İlk Büyük Zafer Kosova’dır
Kosova mevkiinde vuku bulacak ve Balkanlar’daki Osmanlı hakimiyetini tescil edecek bu savaşta Osmanlı’nın karşısında Boşnak, Hırvat, Arnavut, Bulgar, Macar, Eflak, Hırvat ve Çek birliklerinden oluşturulmuş büyük bir Haçlı ordusu vardır. Haçlı ordusunda ağır süvariler çoğunluktadır. Buna güvenen Haçlılar, Boşnak ve Sırp birliklerine hücum emri verir. Türkleri uzak Asya’dan Viyana’ya kadar götüren vesilelerden birisi olan okçuluktaki mahirlikleri burada da işe yarar.
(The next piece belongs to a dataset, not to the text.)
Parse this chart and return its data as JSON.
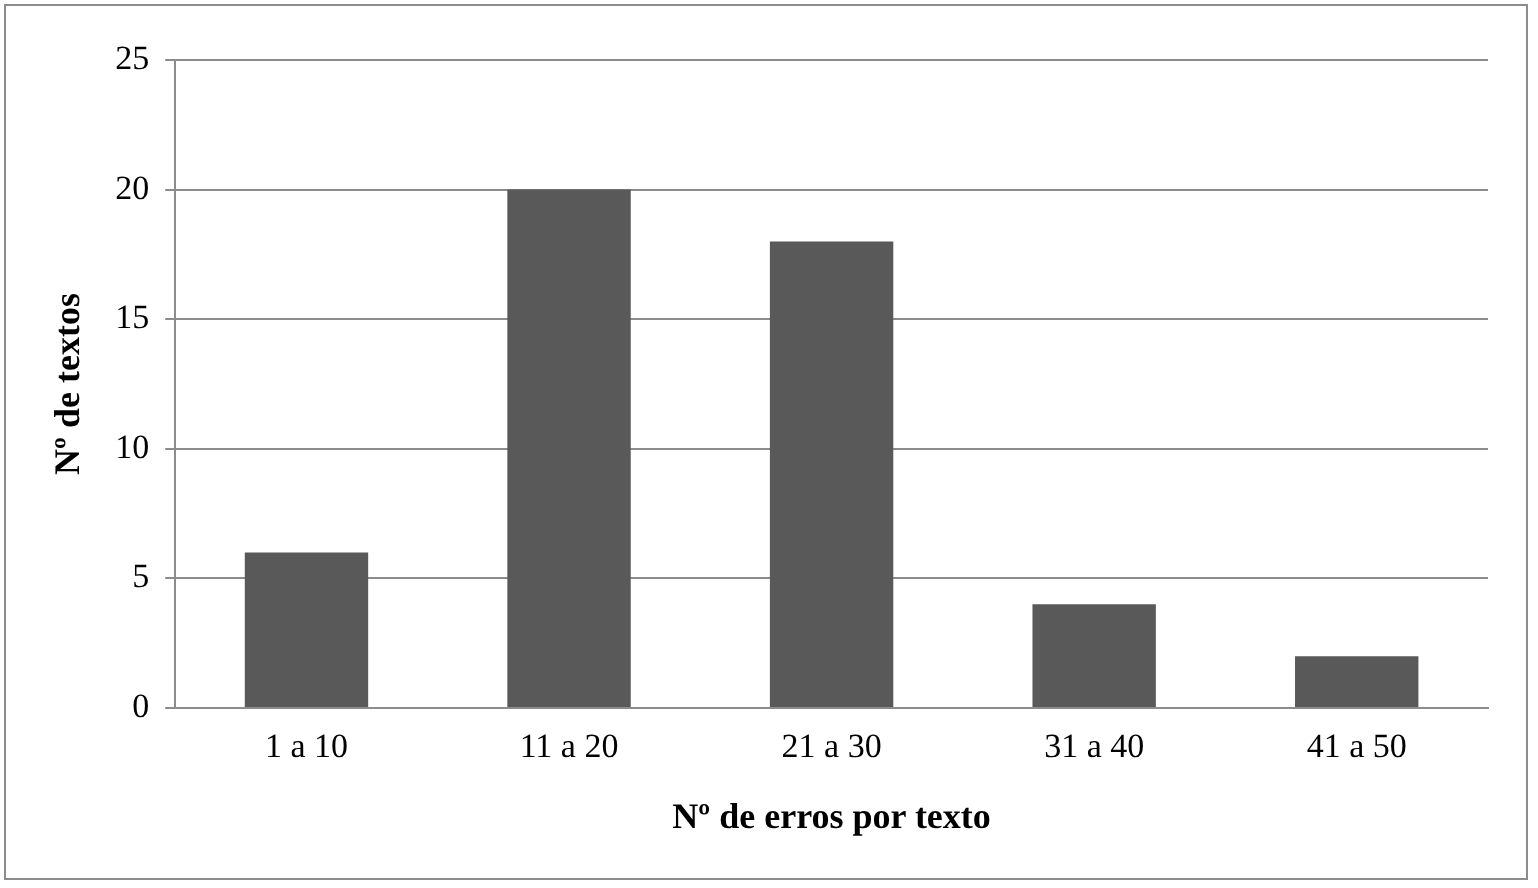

Hücuma kalkan süvari birlikler henüz Osmanlı hattına ulaşmadan büyük kayıplar verir. Sırp Despotu Brankoviç ve Bosna Kralı Tvrtko, yedikleri ağır darbeden sonra meydandan çekilmek zorunda kalırlar. Bu bozgunun ilk adımı olur. Sırpların atıldığı sol kanat, çökmek üzereyken şehzade Yıldırım Beyazıt büyük bir kahramanlık göstererek savaşın seyrinin değişmesinde de etkili olur. Nihayetinde çember içerisine alınan Haçlı ordusu imha edilir ve Kosova’da Haçlılara karşı büyük bir zafer kazanılır. Bu zafer ile Osmanlı’nın Balkanlar’daki hakimiyeti kesin olarak teyit edilir.
Gökhan Gökçek'ın Yazısı.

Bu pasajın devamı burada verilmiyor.